N'en déplaise à celles
et ceux qui ont apprécié Nanny
de la réalisatrice afro-américaine (d'origine sierra-léonaise)
Nikyatu Jusu, il lui manque malgré tout un élément essentiel à
son premier long-métrage pour être totalement convainquant. À
savoir son incapacité à préserver le secret qui entoure l'héroïne
interprétée par l'actrice américaine d'origine sénégalaise Anna
Diop (Us de
Jordan Peele) et son fils pour lequel elle a accepté de quitter sa
terre natale afin de gagner sa vie à New York et ainsi subvenir à
ses besoins en lui envoyant le fruit de son labeur. Le cruel dilemme
de cette œuvre pourtant très réussie est justement de demeurer
incapable de maintenir ce mystère que la mise en scène de Nikyatu
Jusu met maladroitement en scène et dont on devine après seulement
quelques minutes les contours. Maintenant, que dire au sujet des
nombreux avis plus que mitigés qui enrobent cet étonnant premier
long-métrage ? La déception semble tout d'abord provenir de
l'absence réelle de sensations fortes. Voire, horrifiques Car c'est
bien ainsi que nous était vendu Nanny.
Un film d'horreur. N'en déplaise cette fois-ci à ses détracteurs,
Nikyatu Jusu réussit pourtant à livrer une œuvre anxiogène, qui,
certes, ne nous fait pas sursauter jusqu'au plafond d'effroi mais qui
propose du contenu fort intéressant. L'horreur, la vraie, s'inscrit
davantage dans le contexte que dans la forme. L'on rapprochera
sensiblement Nanny
de l'excellent His House
de Remi Weekes qui en 2020 conviait déjà un couple d'immigrés
d'origine africaine à vivre une histoire des plus
''sensationnelle''. Dans le cas qui nous intéresse ici, et même si
certains éléments semblent être le fruit d'événements
fantastiques, la jeune Aisha est l'héroïne d'un naufrage
psychologique qui se fond lentement au cœur d'un récit
ultra-balisé. Encore un récit autour d'une nounou, de l'enfant
qu'elle a la charge de surveiller et de ses deux employeurs.

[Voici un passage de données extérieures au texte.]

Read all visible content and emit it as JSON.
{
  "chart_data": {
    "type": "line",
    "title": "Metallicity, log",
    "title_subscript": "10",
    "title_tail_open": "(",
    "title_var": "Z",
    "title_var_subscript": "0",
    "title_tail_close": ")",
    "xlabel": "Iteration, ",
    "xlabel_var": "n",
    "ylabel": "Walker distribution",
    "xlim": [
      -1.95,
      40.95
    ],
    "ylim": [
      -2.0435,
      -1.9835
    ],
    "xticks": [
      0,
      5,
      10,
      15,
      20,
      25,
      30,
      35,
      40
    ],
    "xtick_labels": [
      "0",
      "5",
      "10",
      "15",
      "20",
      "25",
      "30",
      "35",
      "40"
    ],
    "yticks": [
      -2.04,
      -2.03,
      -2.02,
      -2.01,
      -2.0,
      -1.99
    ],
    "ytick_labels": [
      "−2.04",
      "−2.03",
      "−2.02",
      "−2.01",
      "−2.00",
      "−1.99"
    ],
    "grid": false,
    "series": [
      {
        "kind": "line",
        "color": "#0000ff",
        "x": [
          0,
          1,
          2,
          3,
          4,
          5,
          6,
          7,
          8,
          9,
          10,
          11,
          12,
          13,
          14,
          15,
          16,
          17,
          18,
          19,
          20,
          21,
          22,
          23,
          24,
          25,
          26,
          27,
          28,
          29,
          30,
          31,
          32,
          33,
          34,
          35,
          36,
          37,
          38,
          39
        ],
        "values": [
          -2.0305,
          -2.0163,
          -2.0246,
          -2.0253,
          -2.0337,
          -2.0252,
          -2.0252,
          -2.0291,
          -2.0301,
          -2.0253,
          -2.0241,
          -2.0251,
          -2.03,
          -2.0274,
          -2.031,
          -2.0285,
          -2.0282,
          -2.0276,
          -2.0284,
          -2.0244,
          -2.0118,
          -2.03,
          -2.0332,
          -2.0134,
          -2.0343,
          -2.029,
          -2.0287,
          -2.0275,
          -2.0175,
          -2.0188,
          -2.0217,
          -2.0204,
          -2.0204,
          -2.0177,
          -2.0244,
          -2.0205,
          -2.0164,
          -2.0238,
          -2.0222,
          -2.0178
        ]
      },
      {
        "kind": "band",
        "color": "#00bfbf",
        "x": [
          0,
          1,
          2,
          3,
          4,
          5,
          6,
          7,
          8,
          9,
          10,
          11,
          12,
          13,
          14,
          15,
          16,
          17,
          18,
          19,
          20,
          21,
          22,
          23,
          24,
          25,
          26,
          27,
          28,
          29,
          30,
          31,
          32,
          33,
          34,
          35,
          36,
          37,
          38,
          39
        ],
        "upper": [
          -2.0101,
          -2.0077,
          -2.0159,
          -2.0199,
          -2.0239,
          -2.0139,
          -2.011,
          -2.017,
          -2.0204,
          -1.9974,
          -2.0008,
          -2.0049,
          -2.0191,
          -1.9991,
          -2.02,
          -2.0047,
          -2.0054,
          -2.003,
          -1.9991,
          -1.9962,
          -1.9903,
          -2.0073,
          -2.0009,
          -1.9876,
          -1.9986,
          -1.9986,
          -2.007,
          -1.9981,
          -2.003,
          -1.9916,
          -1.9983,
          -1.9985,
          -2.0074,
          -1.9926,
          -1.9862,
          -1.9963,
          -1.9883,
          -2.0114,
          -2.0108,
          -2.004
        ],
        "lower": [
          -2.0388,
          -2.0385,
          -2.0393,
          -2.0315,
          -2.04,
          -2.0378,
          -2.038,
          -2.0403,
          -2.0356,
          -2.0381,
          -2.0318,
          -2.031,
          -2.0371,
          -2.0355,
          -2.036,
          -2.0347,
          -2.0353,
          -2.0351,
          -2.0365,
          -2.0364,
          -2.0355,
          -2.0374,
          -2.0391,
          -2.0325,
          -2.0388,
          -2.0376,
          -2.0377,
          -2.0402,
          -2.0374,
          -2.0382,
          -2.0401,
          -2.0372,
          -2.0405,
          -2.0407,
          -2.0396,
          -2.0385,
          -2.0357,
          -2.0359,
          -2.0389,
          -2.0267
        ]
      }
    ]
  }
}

Mais
dans le cas présent, pas de manifestation démoniaque ou de troubles
d'ordre psychiatrique prompts à faire de l'héroïne une créature
mettant en danger son entourage.
Moyennant
quelques subterfuges de mauvais goût mais bien dans l'air du temps
(le père de la jeune Rose revient après avoir été manifester à
Lilles contre les violences policières tandis que la caractéristique
principale des hommes ici représentés semble être l'infidélité),
Nanny
traite du déracinement et de mythologie. Concernant cette dernière,
le film évoque une légende provenant d'Afrique de l'ouest et
centrale connue sous le nom de Mami
Wata.
Selon les régions, elle prend différents noms. Le long-métrage la
reprend telle qu'elle est souvent décrite sous la forme d'une sirène
tentatrice et corruptrice. C'est ainsi que la réalisatrice qui en
outre est responsable du script décrit les éléments
fantasmagoriques qui ponctuent un récit languissant. Un autre
reproche que lui feront d'ailleurs ses détracteurs en soulignant
cette vérité incontestable : que le film est parfois trop
lent. D'une durée avoisinant les cent minutes, Nanny
aurait
sans doute mérité d'être expurgé d'un certains nombre de plans
fort inutiles. Comme ces repas répétés entre l'héroïne et la
gamine (Rose Decker). D'une autre manière, Nikyatu Jusu met de côté
certains personnages qui deviennent ainsi secondaires. À l'image du
père adultérin interprété par Morgan Spector (le trait est très
largement souligné pour n'en point douter) mais aussi et surtout de
la mère Amy qu'interprète la superbe Michelle Monaghan. Une femme
dont les névroses s'expriment elles aussi inutilement puisque la
réalisatrice et scénariste ne va pas au bout du concept. Si ce
n'était la présence d'Anna Diop dans le rôle principal, le film
manquerait singulièrement d'exotisme. En effet, le long-métrage de
Nikyatu Jusu aurait sans doute gagné en intérêt s'il avait
conjugué l'angoisse d'une vie loin, très loin de chez soit à une
iconographie de tradition africaine largement plus engagée. Il
n'empêche que le film remporta l'année dernière Le
Grand prix du Jury dans la catégorie compétition dramatique du
Festival de
Sundance. Preuve que ceux qui l'ont élu ont su relever ses
indéniables qualités.
Pour ma part, ce seront son ambiance, sa photographie, l'angoissante
partition composée par Bartek Gliniak et de Tanerélle ainsi que
l'interprétation d'Anna Diop...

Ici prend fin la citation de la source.